Focusing on the years of professional experience of the professors (specific objective 2), it was found that the educators with 6–10 years of professional experience, considered to be young [51], were the ones who were more inclined towards the use of the tools that are available online to store information, such as Dropbox or Google Drive, as well as to create presentations by utilizing resources such as Genially, or to manage the monitoring of access through remote desktops [11,29,50], compared to those with greater teaching experience, who depend more on the traditional methodology [52]. In this case, hypothesis 2 is accepted just as in the works from [51,53], who pointed to a technical profile in the use of the ICT of the educators as a function of the years of professional experience.

Lastly, the study conducted, which aimed to determine which elements have an effect on the use of the ICT by Chilean professors (objective 3) has shown that a single element is responsible, which is none other than the methodology of attention and evaluation, which interacts directly with the caring for the digital environment. This element indicates that the use of the ICT by the Chilean university professors is linked with the methodology and the system of evaluation, and this is in turn affected by those methods or systems that are related to the digital environment, so that the professor’s professional development occurs as a function of these variables [50].

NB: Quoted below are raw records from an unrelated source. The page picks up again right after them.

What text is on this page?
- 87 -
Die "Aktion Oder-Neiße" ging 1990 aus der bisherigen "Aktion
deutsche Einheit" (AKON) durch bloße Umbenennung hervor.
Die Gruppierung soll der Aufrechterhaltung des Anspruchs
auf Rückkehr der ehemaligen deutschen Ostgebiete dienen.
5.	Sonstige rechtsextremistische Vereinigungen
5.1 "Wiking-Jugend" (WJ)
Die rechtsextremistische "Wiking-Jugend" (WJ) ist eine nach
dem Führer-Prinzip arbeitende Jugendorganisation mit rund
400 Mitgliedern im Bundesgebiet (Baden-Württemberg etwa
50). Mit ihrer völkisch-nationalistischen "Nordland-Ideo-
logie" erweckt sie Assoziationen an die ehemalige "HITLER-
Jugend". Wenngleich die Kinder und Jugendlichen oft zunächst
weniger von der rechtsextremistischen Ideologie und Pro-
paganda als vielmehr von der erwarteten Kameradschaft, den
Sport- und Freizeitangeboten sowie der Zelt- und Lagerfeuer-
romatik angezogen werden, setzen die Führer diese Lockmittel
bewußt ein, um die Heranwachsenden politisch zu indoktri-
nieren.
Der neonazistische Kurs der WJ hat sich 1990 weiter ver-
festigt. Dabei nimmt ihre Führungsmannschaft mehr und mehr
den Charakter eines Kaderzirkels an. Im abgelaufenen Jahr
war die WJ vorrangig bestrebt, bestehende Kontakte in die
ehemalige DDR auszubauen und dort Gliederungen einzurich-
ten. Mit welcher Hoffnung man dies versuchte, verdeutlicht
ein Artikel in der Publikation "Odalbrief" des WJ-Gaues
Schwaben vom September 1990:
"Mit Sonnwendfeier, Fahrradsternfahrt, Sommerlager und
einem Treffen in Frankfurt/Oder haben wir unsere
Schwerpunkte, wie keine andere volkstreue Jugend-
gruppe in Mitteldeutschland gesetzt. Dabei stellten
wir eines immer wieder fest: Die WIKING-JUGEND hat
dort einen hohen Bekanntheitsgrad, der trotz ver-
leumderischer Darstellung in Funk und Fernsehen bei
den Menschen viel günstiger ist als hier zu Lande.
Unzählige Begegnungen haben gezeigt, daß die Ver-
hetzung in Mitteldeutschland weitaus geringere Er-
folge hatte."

As a result of this, we consider that a training strategy, the target population of which is the educator, should first of all relate the different tools with the diverse methodologies that the professors could use.

Various studies [50,52,54,55,56,57,58] have stated that the educators feel self-conscious due to a lack of technological skills and the fact that the students have a greater knowledge in this field, and as a result, a greater digital competence. For this, the presentation of teaching innovation experiences which show their viability is indispensable and necessary to be able to provide support and a response to the online digital training needs, in line with that proposed by [54,57]. On the other hand, the design of a training program will need the creation of a repository of digital resources bundled according to subjects and levels of difficulty.

5. Conclusions

The main conclusion of the present work is that Chilean university professors need pedagogical training on digital resources, which will allow for the development of their digital competence. Along this line, it should be indicated that the educators in general demand training, but afterwards there is a decrease in the number of educators that link their professional development with the demand of theoretical-practical training that will allow them to update their methodologies. The social and professional demand of today imply that the professors possess digital skills and competencies and are able to transform the knowledge transmitted to the students through the use of diverse digital resources.

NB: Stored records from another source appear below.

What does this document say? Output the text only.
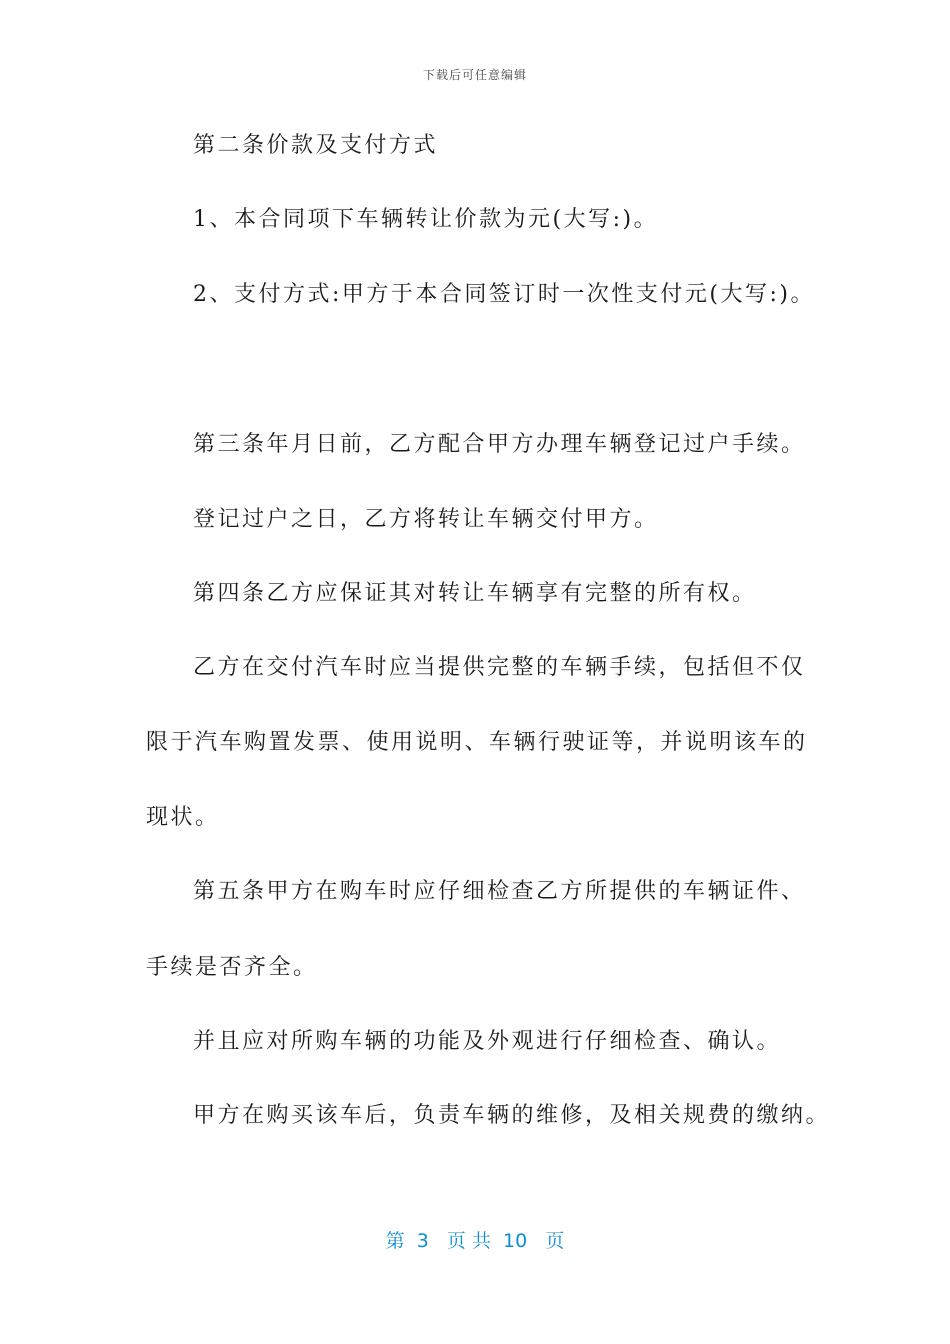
下载后可任意编辑
第二条价款及支付方式
1、本合同项下车辆转让价款为元(大写:)。
2、支付方式:甲方于本合同签订时一次性支付元(大写:)。
第三条年月日前，乙方配合甲方办理车辆登记过户手续。
登记过户之日，乙方将转让车辆交付甲方。
第四条乙方应保证其对转让车辆享有完整的所有权。
乙方在交付汽车时应当提供完整的车辆手续，包括但不仅
限于汽车购置发票、使用说明、车辆行驶证等，并说明该车的
现状。
第五条甲方在购车时应仔细检查乙方所提供的车辆证件、
手续是否齐全。
并且应对所购车辆的功能及外观进行仔细检查、确认。
甲方在购买该车后，负责车辆的维修，及相关规费的缴纳。
第  3   页 共  10   页
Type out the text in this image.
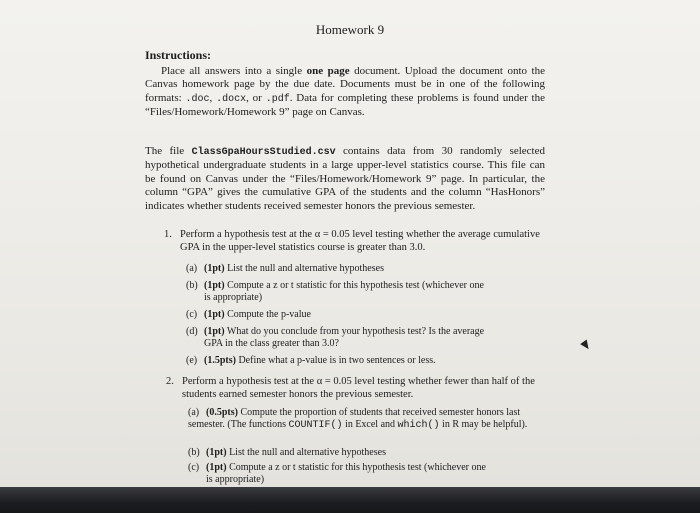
Homework 9
Instructions:
Place all answers into a single one page document. Upload the document onto the Canvas homework page by the due date. Documents must be in one of the following formats: .doc, .docx, or .pdf. Data for completing these problems is found under the “Files/Homework/Homework 9” page on Canvas.
The file ClassGpaHoursStudied.csv contains data from 30 randomly selected hypothetical undergraduate students in a large upper-level statistics course. This file can be found on Canvas under the “Files/Homework/Homework 9” page. In particular, the column “GPA” gives the cumulative GPA of the students and the column “HasHonors” indicates whether students received semester honors the previous semester.
1. Perform a hypothesis test at the α = 0.05 level testing whether the average cumulative GPA in the upper-level statistics course is greater than 3.0.
(a) (1pt) List the null and alternative hypotheses
(b) (1pt) Compute a z or t statistic for this hypothesis test (whichever one
is appropriate)
(c) (1pt) Compute the p-value
(d) (1pt) What do you conclude from your hypothesis test? Is the average
GPA in the class greater than 3.0?
(e) (1.5pts) Define what a p-value is in two sentences or less.
2. Perform a hypothesis test at the α = 0.05 level testing whether fewer than half of the students earned semester honors the previous semester.
(a) (0.5pts) Compute the proportion of students that received semester honors last semester. (The functions COUNTIF() in Excel and which() in R may be helpful).
(b) (1pt) List the null and alternative hypotheses
(c) (1pt) Compute a z or t statistic for this hypothesis test (whichever one
is appropriate)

On the other hand, it was verified that the university institutions are responsible for implementing a training program that allows the educators to place value on the pedagogic usefulness of said resources if they want to be at the forefront of higher education. In this sense, it established that the participating professors have a more technological view on the use of the ICT in the classroom as opposed to a pedagogical one, and this is reason why this variable should be utilized in the training processes implemented by the institutions.

We considered that the institutions are not experiencing great transformations in the field of the development of the educator’s digital culture, and the fact that the growth is dependent on the will of the educators has resulted in the stagnation of the education centers.

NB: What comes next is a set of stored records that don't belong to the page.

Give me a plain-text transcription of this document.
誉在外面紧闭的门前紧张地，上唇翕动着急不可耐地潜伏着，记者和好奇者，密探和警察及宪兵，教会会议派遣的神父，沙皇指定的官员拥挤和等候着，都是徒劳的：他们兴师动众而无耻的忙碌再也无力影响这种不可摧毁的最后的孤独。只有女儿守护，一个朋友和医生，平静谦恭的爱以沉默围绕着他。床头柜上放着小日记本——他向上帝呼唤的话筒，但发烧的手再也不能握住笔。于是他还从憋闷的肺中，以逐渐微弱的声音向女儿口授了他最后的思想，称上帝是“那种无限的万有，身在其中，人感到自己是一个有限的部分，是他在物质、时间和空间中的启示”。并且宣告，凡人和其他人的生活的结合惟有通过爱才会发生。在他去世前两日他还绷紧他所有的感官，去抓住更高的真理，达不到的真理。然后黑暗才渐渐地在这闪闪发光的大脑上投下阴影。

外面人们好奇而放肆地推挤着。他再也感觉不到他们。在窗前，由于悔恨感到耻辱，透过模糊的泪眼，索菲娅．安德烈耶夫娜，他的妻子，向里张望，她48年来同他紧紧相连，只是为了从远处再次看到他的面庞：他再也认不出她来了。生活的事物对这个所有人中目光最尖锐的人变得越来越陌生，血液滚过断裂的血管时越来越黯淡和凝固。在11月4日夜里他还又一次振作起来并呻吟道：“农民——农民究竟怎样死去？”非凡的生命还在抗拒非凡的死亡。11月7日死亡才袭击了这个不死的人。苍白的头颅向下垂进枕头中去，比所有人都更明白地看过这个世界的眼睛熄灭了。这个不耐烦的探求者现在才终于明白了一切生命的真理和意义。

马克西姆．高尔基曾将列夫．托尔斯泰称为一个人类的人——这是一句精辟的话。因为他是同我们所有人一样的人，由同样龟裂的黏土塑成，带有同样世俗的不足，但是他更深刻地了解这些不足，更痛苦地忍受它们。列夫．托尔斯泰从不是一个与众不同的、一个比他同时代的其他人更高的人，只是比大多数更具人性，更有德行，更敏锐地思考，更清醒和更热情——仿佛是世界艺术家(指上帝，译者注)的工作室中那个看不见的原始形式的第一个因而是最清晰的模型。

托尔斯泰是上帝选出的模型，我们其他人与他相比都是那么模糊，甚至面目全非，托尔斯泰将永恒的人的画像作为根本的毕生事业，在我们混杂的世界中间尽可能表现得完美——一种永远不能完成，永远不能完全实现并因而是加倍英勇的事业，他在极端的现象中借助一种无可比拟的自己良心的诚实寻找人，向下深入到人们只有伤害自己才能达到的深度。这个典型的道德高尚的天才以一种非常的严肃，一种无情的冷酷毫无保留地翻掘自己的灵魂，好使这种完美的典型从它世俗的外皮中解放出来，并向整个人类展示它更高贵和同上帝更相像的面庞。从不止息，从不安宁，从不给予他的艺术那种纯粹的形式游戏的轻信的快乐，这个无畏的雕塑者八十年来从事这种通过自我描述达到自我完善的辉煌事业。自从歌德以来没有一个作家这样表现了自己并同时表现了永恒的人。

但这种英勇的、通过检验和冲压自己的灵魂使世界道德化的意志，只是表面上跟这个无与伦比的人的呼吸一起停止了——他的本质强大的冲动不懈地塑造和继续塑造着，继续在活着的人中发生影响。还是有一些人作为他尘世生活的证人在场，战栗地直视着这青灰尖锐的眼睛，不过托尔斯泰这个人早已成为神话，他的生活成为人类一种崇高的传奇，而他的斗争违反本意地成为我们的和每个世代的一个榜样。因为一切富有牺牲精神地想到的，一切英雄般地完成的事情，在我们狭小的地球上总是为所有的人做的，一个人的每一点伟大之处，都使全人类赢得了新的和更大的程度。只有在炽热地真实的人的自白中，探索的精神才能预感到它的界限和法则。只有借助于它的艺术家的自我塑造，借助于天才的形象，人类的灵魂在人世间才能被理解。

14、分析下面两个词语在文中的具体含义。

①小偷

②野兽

For this, three aspects are vital as the pillars of education proposals: work methodologies linked to digital resources, an efficient system of evaluation with a digital format, and caring for the digital environment through the use of tools designed for this purpose. In conclusion, it is necessary to provide Chilean professors with an attractive education proposal that is not rooted in their willinginess to improve and that promotes the professor’s initiative.